■3人から一挙に5人へ
30年近く続いた「2人交代制」に変化が訪れたのは1994年のことだった。アメリカで開催されるワールドカップに先立ち、IFABは2人の交代に加え、3人目としてGKの交代も認めることにした。GKが負傷することを懸念して、多くのチームが「2枚目」のカードを切ることをためらっていたからだ。このルールは、翌年にポジションにかかわらず3人の交代を認めるものに変更された。これによって、監督たちの采配は大胆になった。交代選手の成否は、現代のサッカーにとって勝敗の重大な分岐点だ。

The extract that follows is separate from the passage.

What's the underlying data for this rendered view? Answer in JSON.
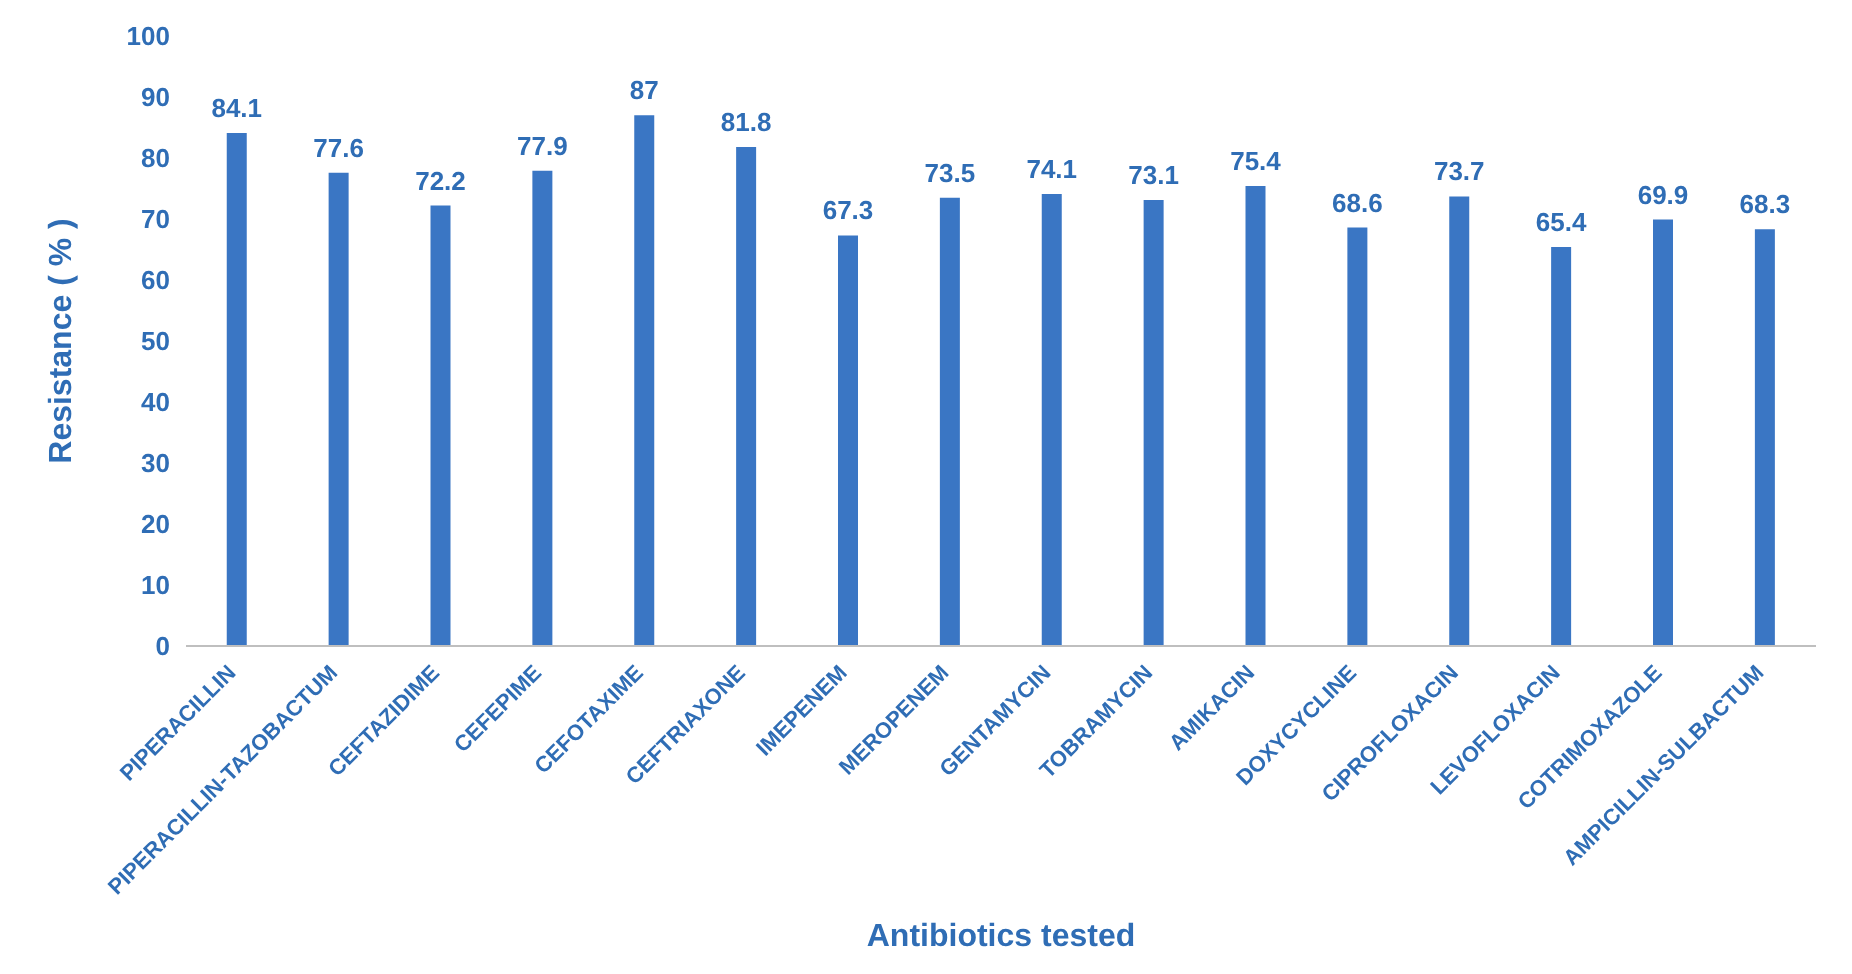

1958年から30年近くかけて「2人」から「3人」に増えた交代枠。それがその20年後には、もうひとり許可された。ただしこの「4人目」は「延長戦にはいった場合」である。2016年にIFABがこの新ルールの実験を行うことを承認、さっそくフランスで開催された欧州選手権でこのルールが採用された。
ワールドカップでも、2018年ロシア大会で「延長4人目」が採用された。そして「4人目」の第1号は、やはり(旧ソ連の)ロシアだった。スペインとのラウンド16の延長前半7分、ロシアのスタニスラフ・チェフチェソフ監督は、4人目の交代としてMFダレル・クジャエフに代えてアレクサンドル・エロヒンを送り出した。
そしてことし、「コロナ禍」という特殊状況のなかで、5人交代の暫定ルールができた。「延長で4人目」という通常のリーグ戦などでは起こらない状況を除けば、「3人制」から「5人制」へと、一挙に増えたことになる。